Abstract
AIM: To ascertain the molecule mechanism of nuclear factor-κB (NF-κB) inhibitor curcumin preventive and therapeutic effects in rats’ colitis induced by trinitrobenzene sulfonic acid (TNBS).
METHODS: Sixty rats with TNBS-induced colitis were treated with 2.0% curcumin in the diet. Thirty positive control rats were treated with 0.5% sulfasalazine (SASP). Thirty negative control rats and thirty model rats were treated with general diet. Changes of body weight together with histological scores were evaluated. Survival rates were also evaluated. Cell nuclear NF-κB activity in colonic mucosa was evaluated by using electrophoretic mobility shift assay. Cytoplasmic IκB protein in colonic mucosa was detected by using Western Blot analysis. Cytokine messenger expression in colonic tissue was assessed by using semiquantitative reverse-transcription polymerase chain reaction.

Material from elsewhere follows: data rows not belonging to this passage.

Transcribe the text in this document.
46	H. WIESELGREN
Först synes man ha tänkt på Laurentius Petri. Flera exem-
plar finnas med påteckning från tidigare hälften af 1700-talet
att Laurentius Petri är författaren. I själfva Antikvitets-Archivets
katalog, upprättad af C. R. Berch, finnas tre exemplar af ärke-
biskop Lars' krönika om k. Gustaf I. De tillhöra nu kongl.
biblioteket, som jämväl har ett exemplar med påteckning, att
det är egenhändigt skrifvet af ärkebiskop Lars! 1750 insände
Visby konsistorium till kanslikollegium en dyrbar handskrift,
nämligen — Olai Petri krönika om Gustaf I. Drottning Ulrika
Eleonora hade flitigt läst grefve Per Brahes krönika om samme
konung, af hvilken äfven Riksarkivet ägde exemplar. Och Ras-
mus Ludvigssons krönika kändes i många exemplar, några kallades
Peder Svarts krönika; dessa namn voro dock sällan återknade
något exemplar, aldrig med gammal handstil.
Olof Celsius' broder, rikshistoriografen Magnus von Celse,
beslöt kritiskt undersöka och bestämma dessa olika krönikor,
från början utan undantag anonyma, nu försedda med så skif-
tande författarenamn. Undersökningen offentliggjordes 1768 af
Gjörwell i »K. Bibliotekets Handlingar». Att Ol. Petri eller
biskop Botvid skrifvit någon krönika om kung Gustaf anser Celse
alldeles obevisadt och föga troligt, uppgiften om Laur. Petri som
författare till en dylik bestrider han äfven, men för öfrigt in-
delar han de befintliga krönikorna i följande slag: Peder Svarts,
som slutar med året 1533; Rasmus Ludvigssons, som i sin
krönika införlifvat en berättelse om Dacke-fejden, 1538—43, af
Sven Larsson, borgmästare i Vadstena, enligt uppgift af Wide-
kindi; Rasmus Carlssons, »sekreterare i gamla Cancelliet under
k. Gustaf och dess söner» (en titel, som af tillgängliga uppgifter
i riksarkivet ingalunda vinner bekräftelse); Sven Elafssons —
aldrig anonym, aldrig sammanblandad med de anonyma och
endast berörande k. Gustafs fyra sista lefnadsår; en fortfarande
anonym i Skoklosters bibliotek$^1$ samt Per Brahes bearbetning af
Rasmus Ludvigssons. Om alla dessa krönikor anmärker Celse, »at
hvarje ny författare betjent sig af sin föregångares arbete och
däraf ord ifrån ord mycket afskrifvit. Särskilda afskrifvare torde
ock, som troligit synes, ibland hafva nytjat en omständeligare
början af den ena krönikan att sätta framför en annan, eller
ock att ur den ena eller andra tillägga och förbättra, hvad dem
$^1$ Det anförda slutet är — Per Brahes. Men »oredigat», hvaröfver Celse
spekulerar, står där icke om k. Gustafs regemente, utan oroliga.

RESULTS: Treatment with curcumin could prevent and treat both wasting and histopathologic signs of rats with TNBS-induced intestinal inflammation. In accordance with these findings, NF-κB activation in colonic mucosa was suppressed in the curcumin-treated groups. Degradations of cytoplasmic IκB protein in colonic mucosa were blocked by curcumin treatment. Proinflammatory cytokine messenger RNA expression in colonic mucosa was also suppressed.
CONCLUSION: This study shows that NF-κB inhibitor curcumin could prevent and improve experimental colitis in murine model with inflammatory bowel disease (IBD). The findings suggest that NF-κB inhibitor curcumin could be a potential target for the patients with IBD.
Keywords: IBD, Curcumin, TNBS, NF-κB
INTRODUCTION
Intestinal mucosa has functions of excretion, absorbability, immunity and barrier. Mucosal barrier function is composed of intestinal epithelial cells, components outside cells and immune system. They can block deleterious matter from entering the body. Mucosal barrier function is preternatural when intestinal inflammation occurs. Pathogenesis of inflammatory bowel disease (IBD) is ambiguous. IBD includes ulcerative colitis (UC) and Crohn’s disease (CD) in the clinic. Both of them are characterized by mucosal inflammation in pathologic histology[1,2]. The common point in mucosal inflammation research has been offered for preventing and treating IBD. It is important for scientists in the digestive domain. Intestinal mucosal inflammation induced by environment, descendiblity and immunity. Immunity is crucial above all. Homeostasis of TH1/TH2 type cytokines is important in intestinal mucosal immunity. Proinflammatory cytokines were significantly enhanced and anti-inflammatory cytokines were decreasing in intestinal inflammation.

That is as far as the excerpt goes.